Domicilio conyugal (Domicile conjugal, François Truffaut, 1970) – 100'
De Truffaut no se sabe si amaba más el cine o la vida. En todo caso, muchas veces con el primero se propuso imitar a la segunda, y a veces lo consiguió de manera magistral. Desde luego lo hizo en la serie con Antoine Doinel, personaje de ficción que interpretó por primera vez de niño Jean-Pierre Léaud en Los 400 golpes (1959). Conforme el actor iba creciendo, él y Truffaut filmaban nuevos episodios de su vida. Domicilio conyugal es el cuarto en la serie, de un total de cinco, que habrían sido más de no ser por la prematura muerte del realizador por cáncer a los 52 años.
En esta película Doinel se acerca a la treintena y está casado con Christine. Van a tener un hijo, así que el joven decide cambiar de trabajo y buscar un mejor empleo con el que alimentar al vástago. En su nueva empresa conoce a la japonesa Kioko, con la que tiene un romance. Antoine sigue teniendo una tendencia a saltar de flor en flor y se pregunta si Christine podrá perdonarle.
La marquesa de O (La marquise d'O, Éric Rohmer, 1976) – 103'
El otro gran cineasta del amor en este grupo fue Rohmer, que dedicó casi la totalidad de su carrera a analizar este complejo sentimiento. Si bien casi todas las historias de la Nouvelle vague son contemporáneas, a veces se atrevieron con el cine de época y Rohmer, junto a Jacques Rivette, fue quien más lo transitó.
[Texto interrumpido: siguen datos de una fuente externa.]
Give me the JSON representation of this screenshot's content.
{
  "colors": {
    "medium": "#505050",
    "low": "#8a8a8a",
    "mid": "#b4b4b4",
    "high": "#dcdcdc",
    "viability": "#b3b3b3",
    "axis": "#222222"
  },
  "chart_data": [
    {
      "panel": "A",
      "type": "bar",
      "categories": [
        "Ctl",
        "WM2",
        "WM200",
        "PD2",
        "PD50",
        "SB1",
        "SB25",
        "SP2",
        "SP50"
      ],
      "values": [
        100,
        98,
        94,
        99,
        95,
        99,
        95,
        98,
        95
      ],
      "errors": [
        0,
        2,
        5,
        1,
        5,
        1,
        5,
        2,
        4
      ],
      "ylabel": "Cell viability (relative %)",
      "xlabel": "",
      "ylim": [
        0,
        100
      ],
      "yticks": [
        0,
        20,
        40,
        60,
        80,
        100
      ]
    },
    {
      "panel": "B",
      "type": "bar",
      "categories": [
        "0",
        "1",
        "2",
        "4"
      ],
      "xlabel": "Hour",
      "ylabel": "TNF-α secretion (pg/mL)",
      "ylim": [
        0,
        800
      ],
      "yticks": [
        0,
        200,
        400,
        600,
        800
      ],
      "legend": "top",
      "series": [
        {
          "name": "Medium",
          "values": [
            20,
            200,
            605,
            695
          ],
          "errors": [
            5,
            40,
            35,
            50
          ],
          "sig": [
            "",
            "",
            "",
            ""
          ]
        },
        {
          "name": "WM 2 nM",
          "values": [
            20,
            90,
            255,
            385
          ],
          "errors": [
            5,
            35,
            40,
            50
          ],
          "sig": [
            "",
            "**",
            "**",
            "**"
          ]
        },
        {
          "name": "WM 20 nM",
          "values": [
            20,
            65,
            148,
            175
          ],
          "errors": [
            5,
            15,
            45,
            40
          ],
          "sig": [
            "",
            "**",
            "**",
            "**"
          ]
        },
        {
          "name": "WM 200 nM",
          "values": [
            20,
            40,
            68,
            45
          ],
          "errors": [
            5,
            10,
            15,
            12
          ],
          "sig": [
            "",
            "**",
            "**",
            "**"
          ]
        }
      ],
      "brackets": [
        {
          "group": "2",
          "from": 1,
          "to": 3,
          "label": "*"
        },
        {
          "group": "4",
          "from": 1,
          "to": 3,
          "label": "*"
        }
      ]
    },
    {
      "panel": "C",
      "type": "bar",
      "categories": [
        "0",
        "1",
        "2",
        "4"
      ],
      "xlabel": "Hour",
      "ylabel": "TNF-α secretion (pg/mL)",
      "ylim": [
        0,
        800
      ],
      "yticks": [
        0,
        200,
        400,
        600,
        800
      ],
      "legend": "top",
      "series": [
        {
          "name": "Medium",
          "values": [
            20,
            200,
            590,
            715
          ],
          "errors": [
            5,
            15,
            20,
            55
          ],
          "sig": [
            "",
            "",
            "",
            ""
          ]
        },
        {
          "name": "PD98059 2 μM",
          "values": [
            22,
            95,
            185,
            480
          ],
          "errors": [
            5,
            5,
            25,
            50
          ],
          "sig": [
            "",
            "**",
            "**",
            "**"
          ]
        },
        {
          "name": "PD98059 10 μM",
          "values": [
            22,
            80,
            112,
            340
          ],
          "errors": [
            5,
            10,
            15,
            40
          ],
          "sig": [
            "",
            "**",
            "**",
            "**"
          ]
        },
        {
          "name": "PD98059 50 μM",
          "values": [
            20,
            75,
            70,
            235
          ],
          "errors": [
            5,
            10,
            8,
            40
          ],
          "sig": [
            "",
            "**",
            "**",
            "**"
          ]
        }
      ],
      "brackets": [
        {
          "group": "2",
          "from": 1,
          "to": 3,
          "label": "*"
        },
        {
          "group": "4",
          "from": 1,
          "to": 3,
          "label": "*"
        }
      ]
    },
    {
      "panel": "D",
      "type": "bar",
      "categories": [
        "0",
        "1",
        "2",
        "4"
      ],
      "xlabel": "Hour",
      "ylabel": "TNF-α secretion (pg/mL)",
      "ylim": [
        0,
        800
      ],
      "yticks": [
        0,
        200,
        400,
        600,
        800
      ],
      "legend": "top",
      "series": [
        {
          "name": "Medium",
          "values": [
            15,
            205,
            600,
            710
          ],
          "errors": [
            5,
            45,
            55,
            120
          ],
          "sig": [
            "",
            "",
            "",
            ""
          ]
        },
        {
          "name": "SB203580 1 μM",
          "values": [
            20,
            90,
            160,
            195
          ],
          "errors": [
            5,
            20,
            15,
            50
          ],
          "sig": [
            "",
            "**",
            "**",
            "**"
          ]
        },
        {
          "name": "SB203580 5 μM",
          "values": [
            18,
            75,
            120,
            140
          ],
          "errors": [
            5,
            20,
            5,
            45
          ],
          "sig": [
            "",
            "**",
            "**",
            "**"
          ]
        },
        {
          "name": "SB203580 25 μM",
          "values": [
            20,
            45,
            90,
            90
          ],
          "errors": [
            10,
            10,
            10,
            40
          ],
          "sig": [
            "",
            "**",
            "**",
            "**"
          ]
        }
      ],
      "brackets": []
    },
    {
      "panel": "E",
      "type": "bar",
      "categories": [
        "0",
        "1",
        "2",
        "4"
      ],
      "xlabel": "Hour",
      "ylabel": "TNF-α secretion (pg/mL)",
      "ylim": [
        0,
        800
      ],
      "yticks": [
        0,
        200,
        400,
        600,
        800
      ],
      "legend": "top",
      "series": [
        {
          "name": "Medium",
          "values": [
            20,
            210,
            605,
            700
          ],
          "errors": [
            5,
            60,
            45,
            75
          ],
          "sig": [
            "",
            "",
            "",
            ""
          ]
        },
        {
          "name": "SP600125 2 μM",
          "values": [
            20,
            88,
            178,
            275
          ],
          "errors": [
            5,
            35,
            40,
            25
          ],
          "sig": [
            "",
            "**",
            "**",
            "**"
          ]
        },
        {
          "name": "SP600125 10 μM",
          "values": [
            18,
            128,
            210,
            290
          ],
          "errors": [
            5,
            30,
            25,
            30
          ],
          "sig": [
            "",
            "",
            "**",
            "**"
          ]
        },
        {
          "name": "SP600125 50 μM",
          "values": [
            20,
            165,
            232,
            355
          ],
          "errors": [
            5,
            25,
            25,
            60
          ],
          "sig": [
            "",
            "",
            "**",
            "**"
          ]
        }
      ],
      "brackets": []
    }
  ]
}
Aquí adapta una novela alemana del XIX de Heinrich von Kleist que cuenta el saqueo de un castillo al norte de Italia por parte de tropas rusas. Un conde de este ejército corteja insistentemente a la marquesa que vive en él.
Entre los aspectos más revolucionarios de la película se cuenta el uso exclusivo de fuentes de luz naturales. El tándem de Rohmer con Néstor Almendros, con el que repite tras otro trabajo destacable, La coleccionista (1967), decidió estudiar bien el comportamiento de la luz en el castillo, sirviéndose de sus ventanas para captar secuencias que parecieran salidas de un cuadro.
Participantes
Nicolas Azalbert: Crítico de cine en la revista francesa Cahiers du Cinéma desde el año 2000. Forma parte desde 2009 del Consejo de Redacción de esta misma publicación, imprimiéndole un renovado y sencillo estilo que le ha permitido acercar a más lectores de todo el mundo. Es miembro del comité de selección del Festival de Biarritz América Latina desde 2013 y ha dirigido cuatro películas, Si no me ahogo (2003), Si fuera yo un helecho (2005), La Brasa Las Cenizas (2015) y La libertad de los fantasmas (2015).
Víctor Paz: Licenciado en Periodismo por la Universidad de Santiago de Compostela, trabajó como periodista especializado en cine en diversos medios radiofónicos y audiovisuales. Actualmente, forma parte del equipo del Centro Gallego de Artes de la Imagen (CGAI).